Profonda è la gratitudine e la riconoscenza degli aquilani e degli abruzzesi tutti per questo patto di amicizia, e siamo tutti pronti a muoverci con lo stesso spirito verso il popolo francese.

Ci consideri, in tal senso, a disposizione nei tempi e nei modi che ci vorrete indicare.

Negli ultimi decenni, purtroppo, sono diversi gli incendi che hanno distrutto l’arte e, con essa, minato le fondamenta della nostra cultura.

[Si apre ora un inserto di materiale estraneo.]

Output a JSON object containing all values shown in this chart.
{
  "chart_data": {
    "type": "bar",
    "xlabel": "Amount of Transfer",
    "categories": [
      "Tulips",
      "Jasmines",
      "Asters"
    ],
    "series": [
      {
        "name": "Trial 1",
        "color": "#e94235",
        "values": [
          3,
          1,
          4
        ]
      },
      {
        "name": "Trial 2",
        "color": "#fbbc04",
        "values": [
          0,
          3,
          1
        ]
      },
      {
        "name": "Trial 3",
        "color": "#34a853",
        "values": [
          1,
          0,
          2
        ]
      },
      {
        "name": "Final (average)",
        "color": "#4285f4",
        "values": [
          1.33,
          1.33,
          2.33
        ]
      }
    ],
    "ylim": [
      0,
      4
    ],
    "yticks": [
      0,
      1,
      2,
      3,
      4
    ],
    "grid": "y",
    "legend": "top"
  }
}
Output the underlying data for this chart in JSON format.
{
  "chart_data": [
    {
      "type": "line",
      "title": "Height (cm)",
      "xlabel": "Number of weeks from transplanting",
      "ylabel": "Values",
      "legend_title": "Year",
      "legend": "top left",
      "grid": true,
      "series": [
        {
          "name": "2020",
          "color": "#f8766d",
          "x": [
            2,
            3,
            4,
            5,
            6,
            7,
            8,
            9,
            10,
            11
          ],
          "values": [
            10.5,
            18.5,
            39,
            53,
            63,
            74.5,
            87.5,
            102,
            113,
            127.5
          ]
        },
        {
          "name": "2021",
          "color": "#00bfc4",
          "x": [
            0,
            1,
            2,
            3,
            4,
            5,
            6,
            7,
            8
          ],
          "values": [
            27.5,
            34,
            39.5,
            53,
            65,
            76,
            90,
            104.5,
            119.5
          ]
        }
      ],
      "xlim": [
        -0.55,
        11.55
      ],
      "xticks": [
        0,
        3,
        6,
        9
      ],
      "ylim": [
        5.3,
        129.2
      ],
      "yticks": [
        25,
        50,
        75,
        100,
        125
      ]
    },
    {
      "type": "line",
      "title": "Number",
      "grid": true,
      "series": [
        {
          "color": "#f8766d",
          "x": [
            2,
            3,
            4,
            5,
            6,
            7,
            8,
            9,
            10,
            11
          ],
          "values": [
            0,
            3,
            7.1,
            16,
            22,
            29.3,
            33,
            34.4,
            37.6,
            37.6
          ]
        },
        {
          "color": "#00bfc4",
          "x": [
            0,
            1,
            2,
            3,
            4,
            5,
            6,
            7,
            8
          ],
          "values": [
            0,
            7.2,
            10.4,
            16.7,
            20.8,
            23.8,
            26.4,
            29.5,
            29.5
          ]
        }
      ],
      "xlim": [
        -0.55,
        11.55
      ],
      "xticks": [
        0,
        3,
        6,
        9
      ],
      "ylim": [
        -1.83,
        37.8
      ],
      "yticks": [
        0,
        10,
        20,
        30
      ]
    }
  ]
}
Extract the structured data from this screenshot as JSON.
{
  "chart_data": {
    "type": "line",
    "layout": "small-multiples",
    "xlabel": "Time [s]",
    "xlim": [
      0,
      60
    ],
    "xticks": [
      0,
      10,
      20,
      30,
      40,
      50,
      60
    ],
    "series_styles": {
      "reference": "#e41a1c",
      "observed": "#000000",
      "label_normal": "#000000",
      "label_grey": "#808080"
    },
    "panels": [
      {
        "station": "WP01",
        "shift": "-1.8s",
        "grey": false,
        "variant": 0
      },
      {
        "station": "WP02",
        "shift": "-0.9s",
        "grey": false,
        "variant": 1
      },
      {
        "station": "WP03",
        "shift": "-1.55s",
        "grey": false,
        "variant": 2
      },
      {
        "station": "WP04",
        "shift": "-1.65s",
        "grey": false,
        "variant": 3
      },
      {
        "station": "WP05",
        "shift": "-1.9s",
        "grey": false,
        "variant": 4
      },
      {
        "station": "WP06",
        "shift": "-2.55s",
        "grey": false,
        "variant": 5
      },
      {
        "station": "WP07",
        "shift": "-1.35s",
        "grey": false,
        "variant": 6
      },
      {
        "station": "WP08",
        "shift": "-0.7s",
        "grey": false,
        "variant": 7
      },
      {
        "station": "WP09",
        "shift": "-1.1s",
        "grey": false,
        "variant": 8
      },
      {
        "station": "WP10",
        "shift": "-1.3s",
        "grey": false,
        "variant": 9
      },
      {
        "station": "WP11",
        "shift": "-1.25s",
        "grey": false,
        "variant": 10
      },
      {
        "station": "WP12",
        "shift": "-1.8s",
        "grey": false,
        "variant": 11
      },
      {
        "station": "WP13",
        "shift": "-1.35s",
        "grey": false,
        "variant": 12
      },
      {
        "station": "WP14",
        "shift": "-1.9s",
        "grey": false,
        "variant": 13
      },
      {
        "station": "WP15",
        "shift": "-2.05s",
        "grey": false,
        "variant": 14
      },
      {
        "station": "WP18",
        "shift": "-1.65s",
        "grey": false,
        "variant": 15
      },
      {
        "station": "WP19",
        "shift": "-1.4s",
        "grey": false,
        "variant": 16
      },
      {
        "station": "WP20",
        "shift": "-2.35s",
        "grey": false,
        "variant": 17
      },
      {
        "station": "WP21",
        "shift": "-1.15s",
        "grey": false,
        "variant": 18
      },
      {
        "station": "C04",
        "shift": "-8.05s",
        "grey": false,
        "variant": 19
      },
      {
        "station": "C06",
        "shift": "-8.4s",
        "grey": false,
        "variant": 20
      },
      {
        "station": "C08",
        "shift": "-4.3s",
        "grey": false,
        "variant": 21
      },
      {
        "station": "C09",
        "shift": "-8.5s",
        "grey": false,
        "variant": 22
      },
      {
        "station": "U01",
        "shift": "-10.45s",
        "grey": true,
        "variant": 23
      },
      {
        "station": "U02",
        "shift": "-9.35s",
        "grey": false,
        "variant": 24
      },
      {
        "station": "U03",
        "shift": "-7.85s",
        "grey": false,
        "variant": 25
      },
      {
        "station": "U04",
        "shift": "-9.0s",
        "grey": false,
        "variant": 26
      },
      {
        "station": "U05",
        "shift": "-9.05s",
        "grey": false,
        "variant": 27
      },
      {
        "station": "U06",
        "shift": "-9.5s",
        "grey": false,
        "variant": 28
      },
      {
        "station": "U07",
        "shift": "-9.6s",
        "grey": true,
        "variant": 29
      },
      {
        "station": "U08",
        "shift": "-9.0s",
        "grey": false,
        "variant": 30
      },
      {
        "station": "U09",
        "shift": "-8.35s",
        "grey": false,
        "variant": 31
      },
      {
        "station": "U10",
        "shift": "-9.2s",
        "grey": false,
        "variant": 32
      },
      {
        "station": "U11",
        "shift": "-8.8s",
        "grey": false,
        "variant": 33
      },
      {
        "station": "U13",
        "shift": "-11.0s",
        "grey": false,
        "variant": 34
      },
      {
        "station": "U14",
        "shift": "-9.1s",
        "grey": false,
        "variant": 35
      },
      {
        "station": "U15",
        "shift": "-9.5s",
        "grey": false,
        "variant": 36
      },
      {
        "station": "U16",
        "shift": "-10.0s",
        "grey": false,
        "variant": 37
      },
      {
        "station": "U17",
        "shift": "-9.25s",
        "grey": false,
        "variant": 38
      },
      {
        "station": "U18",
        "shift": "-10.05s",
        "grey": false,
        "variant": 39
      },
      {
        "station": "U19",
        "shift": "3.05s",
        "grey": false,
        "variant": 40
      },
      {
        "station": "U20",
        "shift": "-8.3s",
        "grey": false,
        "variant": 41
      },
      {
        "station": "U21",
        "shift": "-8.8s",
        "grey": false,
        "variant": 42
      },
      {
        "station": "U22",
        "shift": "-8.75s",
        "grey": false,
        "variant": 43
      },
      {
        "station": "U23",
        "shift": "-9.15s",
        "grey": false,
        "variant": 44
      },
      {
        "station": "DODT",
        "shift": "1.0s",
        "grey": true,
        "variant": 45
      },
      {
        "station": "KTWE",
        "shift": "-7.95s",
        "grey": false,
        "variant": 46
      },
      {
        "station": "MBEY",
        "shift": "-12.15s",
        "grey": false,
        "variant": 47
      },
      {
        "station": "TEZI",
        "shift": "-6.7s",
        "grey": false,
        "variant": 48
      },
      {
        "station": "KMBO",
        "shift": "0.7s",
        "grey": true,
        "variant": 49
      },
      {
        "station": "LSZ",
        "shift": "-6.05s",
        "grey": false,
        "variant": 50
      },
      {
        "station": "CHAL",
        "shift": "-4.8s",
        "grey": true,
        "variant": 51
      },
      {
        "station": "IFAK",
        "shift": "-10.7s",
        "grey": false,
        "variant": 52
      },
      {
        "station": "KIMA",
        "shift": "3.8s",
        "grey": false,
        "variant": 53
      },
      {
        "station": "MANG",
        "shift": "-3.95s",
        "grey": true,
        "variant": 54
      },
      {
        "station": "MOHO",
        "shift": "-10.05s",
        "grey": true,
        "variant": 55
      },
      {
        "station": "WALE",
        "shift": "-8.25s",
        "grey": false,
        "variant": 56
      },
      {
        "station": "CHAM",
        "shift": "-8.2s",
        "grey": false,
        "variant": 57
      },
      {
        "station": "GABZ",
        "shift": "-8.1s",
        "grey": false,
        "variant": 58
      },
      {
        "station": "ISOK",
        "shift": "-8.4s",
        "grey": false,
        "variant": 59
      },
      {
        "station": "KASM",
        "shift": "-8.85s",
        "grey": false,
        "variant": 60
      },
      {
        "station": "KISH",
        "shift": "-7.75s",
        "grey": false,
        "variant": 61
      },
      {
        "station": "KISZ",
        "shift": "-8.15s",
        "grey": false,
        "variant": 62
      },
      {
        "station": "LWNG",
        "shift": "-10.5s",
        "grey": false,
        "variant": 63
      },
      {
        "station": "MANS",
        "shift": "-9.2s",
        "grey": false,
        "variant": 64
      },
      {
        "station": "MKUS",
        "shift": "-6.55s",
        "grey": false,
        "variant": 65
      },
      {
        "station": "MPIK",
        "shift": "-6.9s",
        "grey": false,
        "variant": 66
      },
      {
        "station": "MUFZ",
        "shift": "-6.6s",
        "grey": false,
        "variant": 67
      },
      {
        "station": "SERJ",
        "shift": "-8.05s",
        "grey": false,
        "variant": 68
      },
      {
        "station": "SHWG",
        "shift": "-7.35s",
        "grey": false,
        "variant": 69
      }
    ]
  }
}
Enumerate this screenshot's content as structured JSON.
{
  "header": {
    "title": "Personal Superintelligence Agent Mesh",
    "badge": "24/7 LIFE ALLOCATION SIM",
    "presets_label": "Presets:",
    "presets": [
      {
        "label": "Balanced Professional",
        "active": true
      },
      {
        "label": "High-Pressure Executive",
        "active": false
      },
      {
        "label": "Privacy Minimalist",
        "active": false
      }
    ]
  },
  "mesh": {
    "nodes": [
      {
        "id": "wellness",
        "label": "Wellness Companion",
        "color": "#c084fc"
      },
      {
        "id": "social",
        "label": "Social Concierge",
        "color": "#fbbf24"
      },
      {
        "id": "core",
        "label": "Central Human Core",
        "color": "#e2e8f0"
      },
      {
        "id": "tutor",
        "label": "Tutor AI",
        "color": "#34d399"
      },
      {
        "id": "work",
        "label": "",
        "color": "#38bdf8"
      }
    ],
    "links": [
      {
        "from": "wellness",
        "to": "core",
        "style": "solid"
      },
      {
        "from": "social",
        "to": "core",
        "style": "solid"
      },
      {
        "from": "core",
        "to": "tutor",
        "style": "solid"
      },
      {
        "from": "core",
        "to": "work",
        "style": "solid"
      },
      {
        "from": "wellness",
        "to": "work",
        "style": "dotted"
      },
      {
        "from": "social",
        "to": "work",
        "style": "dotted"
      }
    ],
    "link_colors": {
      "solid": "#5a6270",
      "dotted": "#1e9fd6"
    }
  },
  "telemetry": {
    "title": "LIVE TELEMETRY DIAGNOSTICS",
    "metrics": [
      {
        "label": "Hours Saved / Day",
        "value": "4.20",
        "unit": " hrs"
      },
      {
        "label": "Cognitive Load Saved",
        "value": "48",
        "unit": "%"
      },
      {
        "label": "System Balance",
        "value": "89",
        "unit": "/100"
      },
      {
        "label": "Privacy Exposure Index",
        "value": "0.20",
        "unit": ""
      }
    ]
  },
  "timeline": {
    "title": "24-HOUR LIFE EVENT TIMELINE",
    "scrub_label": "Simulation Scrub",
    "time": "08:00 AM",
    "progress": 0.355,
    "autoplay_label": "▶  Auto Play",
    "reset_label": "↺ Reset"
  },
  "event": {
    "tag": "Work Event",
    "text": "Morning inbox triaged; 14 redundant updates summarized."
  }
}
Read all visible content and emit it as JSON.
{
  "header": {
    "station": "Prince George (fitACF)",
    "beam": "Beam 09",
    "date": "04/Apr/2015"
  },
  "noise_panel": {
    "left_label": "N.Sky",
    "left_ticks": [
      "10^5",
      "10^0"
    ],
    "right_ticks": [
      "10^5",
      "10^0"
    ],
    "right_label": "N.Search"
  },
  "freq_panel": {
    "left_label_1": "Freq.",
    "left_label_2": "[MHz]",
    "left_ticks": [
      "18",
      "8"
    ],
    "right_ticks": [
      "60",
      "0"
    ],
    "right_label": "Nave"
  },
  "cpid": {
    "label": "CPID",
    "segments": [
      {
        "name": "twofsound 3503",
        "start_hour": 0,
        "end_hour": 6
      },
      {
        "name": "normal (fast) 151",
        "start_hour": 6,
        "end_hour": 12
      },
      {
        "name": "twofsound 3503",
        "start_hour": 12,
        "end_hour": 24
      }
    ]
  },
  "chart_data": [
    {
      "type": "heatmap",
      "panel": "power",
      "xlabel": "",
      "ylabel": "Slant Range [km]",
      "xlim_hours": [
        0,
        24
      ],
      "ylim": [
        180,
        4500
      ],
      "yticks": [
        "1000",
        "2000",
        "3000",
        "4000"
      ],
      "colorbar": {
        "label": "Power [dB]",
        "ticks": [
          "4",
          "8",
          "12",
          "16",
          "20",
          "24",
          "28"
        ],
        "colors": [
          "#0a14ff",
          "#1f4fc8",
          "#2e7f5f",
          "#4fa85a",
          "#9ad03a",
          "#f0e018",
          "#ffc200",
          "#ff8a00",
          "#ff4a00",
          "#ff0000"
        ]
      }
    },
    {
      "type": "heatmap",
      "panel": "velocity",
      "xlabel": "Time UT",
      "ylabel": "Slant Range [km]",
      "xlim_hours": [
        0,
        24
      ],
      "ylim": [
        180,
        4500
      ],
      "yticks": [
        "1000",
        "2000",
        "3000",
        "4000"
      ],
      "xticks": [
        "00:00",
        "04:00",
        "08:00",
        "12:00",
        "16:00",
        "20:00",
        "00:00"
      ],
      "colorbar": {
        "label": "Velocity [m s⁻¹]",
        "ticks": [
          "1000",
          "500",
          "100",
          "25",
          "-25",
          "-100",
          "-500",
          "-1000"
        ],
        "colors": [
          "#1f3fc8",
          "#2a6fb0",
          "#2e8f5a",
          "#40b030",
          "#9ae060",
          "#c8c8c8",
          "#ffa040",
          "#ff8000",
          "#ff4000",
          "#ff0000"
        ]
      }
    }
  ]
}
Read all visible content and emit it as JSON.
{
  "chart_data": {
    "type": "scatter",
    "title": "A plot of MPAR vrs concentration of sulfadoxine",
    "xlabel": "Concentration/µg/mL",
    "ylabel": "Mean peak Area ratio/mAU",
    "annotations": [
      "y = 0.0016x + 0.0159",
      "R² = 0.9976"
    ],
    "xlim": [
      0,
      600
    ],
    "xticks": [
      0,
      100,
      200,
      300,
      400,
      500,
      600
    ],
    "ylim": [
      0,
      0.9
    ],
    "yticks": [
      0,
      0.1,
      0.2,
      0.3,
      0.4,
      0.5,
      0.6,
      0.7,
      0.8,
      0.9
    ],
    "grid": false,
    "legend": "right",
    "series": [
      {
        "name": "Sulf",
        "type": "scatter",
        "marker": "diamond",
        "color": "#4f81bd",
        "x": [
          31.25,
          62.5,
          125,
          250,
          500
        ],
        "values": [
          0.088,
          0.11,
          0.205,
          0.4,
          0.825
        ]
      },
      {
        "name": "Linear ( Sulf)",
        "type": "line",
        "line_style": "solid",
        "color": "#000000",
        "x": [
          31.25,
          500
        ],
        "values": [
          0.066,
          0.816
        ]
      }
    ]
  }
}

Di fronte a eventi di questo genere, c’è solo una cosa da fare: ricostruire.

Asciugare le lacrime e rimboccarci le maniche. Certo, tutti noi abbiamo ancora negli occhi le immagini che ieri sera arrivavano da Parigi, la colonna di fumo che saliva verso il cielo e abbiamo sperato di svegliarci da quell’incubo. Le abbiamo seguite con crescente sgomento, incredulità, impietriti, perché Nostra Signora di Parigi è, con una definizione che non vuole essere di mera circostanza, un patrimonio dell’Umanità e non c’è italiano che non l’abbia visitata rimanendone incantato.

Un evento, quello di ieri, che ci ferisce ancor più intensamente perché accaduto il primo giorno della celebrazioni della Settimana Santa, a pochi giorni dalla Pasqua, la festività più importante per i cristiani, quella che saluta la resurrezione di Cristo all’interno delle Chiese e delle famiglie cristiane.

Ebbene, l’auspicio, anzi la certezza, conoscendo la fede e la tempra del popolo francese, è che tale resurrezione – quella di Notre Dame de Paris – avvenga al più presto, per quanto umanamente possibile, e rivolgo tramite Lei il grande abbraccio della comunità abruzzese che rappresento in qualità di Presidente della Regione”.